Secondo il movimento dei Pirati, non c’è ancora la possibilità di tutelare la privacy dell’utente dei servizi internet attraverso un accesso in forma anonima o coperto dalla crittografia, il divieto di conservazione dei dati o il diritto di rinunciare completamente alla pubblicità attraverso il tracciamento dell’utente che parta dall’utilizzo del browser. Sono punti fermi del programma di questo partito politico, per i quali i Pirati speravano di trovare corrispondenze anche del DSA. Inoltre, viene espressa preoccupazione relativamente alla richiesta – prevista dal Digital Services Act – alle piattaforme di rimuovere contenuti ritenuti illegali, temendo, in questo caso, di incorrere in provvedimenti di censura.

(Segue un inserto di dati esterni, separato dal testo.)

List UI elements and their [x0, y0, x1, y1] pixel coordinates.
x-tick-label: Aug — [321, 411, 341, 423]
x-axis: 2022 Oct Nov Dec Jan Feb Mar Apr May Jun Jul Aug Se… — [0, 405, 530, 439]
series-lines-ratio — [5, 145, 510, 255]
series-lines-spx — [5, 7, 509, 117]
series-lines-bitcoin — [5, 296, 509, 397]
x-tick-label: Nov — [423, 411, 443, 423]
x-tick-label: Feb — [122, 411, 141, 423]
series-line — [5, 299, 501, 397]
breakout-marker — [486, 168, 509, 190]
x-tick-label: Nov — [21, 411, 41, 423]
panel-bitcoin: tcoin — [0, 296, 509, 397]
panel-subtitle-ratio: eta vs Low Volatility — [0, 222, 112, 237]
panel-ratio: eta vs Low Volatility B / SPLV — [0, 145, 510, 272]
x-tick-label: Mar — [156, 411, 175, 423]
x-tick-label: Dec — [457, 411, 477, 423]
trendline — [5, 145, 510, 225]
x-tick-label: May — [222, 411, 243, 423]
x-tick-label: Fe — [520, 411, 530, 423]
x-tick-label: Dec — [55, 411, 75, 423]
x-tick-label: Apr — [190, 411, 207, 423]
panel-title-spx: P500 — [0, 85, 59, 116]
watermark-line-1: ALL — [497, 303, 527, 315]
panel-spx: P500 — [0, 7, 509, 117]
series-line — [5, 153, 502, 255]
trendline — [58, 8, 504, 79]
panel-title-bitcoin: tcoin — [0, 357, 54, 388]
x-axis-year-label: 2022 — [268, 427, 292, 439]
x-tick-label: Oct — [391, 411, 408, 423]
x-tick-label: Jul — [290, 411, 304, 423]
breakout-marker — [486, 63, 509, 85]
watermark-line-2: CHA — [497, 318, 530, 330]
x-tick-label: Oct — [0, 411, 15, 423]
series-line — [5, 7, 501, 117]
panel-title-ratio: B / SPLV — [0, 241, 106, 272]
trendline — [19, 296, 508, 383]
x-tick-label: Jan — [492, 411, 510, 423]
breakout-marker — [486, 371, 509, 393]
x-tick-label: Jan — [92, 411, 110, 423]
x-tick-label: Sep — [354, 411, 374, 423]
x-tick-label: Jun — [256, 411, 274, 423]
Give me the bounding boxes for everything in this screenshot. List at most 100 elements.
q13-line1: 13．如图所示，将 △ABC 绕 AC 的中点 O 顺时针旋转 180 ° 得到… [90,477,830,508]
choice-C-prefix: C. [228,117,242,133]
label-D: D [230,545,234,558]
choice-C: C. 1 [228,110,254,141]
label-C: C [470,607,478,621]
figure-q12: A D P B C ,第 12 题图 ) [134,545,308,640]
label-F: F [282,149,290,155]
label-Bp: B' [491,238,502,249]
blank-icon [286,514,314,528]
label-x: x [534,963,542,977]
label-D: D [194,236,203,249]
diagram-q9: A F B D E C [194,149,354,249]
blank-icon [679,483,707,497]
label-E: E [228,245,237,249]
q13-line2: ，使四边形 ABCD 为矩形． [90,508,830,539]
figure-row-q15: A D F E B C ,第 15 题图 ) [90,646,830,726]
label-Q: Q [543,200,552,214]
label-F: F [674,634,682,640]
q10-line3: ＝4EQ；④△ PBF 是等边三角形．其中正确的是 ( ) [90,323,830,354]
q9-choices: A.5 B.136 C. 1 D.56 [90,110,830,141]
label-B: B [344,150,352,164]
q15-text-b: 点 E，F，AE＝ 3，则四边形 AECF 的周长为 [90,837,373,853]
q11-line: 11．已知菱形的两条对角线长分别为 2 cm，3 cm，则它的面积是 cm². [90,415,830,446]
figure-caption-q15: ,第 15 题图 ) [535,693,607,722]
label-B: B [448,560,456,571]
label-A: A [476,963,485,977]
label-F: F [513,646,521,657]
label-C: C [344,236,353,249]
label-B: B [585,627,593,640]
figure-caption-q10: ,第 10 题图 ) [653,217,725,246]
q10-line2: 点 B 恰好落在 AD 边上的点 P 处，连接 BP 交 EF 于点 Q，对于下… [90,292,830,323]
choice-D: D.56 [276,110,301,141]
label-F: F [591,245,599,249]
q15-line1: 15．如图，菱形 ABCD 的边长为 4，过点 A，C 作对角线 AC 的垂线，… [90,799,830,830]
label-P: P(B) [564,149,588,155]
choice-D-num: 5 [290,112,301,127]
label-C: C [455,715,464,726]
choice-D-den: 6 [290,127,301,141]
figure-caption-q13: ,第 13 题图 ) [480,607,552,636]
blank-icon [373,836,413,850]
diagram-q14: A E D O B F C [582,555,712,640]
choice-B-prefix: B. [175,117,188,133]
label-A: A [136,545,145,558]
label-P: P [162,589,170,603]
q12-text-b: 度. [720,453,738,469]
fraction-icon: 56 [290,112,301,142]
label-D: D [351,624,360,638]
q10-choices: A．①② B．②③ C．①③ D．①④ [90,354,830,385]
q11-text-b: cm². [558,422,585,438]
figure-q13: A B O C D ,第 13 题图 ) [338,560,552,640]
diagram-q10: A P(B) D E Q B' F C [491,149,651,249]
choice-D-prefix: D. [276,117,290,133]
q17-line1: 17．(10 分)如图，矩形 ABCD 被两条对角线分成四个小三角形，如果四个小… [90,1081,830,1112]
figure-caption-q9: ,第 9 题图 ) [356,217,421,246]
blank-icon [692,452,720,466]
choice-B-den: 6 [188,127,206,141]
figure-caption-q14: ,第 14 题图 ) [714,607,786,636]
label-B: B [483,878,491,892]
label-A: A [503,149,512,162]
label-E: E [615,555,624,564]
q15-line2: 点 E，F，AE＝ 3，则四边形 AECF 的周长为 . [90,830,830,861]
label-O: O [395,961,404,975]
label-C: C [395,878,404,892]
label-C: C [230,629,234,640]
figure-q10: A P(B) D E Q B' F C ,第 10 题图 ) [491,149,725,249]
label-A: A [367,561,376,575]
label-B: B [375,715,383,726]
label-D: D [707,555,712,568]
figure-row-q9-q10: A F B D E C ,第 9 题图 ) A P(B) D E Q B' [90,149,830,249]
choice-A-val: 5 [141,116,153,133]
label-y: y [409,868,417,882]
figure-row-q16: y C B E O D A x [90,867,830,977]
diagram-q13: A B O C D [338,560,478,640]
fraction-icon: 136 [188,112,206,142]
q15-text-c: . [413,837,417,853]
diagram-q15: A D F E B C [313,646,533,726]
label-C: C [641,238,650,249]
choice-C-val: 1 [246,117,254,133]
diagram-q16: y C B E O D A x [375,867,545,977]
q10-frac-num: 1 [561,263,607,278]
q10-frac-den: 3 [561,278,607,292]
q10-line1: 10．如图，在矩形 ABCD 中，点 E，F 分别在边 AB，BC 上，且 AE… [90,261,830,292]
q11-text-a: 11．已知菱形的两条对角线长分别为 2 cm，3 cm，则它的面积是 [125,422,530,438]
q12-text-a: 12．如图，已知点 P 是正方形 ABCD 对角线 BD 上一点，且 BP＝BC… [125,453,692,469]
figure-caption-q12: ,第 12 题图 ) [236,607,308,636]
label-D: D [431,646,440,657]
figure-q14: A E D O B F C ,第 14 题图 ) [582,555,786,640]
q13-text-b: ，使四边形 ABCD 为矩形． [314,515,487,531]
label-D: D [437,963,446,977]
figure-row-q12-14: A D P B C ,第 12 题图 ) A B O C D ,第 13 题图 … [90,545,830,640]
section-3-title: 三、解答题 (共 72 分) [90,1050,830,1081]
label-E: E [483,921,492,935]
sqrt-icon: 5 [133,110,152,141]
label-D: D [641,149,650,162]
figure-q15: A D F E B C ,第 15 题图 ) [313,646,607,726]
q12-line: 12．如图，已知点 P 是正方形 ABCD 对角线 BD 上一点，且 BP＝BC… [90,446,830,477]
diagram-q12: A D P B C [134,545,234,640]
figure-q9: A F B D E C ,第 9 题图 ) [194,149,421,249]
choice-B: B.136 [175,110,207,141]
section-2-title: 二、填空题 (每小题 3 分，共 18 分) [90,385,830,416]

Altro tema sollevato dai Pirati è che il DSA sarebbe stato poco severo con le piattaforme di Big tech in virtù della grande operazione lobbystica portata avanti da aziende come Google e come Meta. Secondo un report esposto da TechCrunch, le spese per operazioni di lobby presso le istituzioni europee delle grandi piattaforme si sarebbero intensificate proprio in corrispondenza degli accordi in vista dell’approvazione di DSA e di Digital Markets Act, il provvedimento gemello.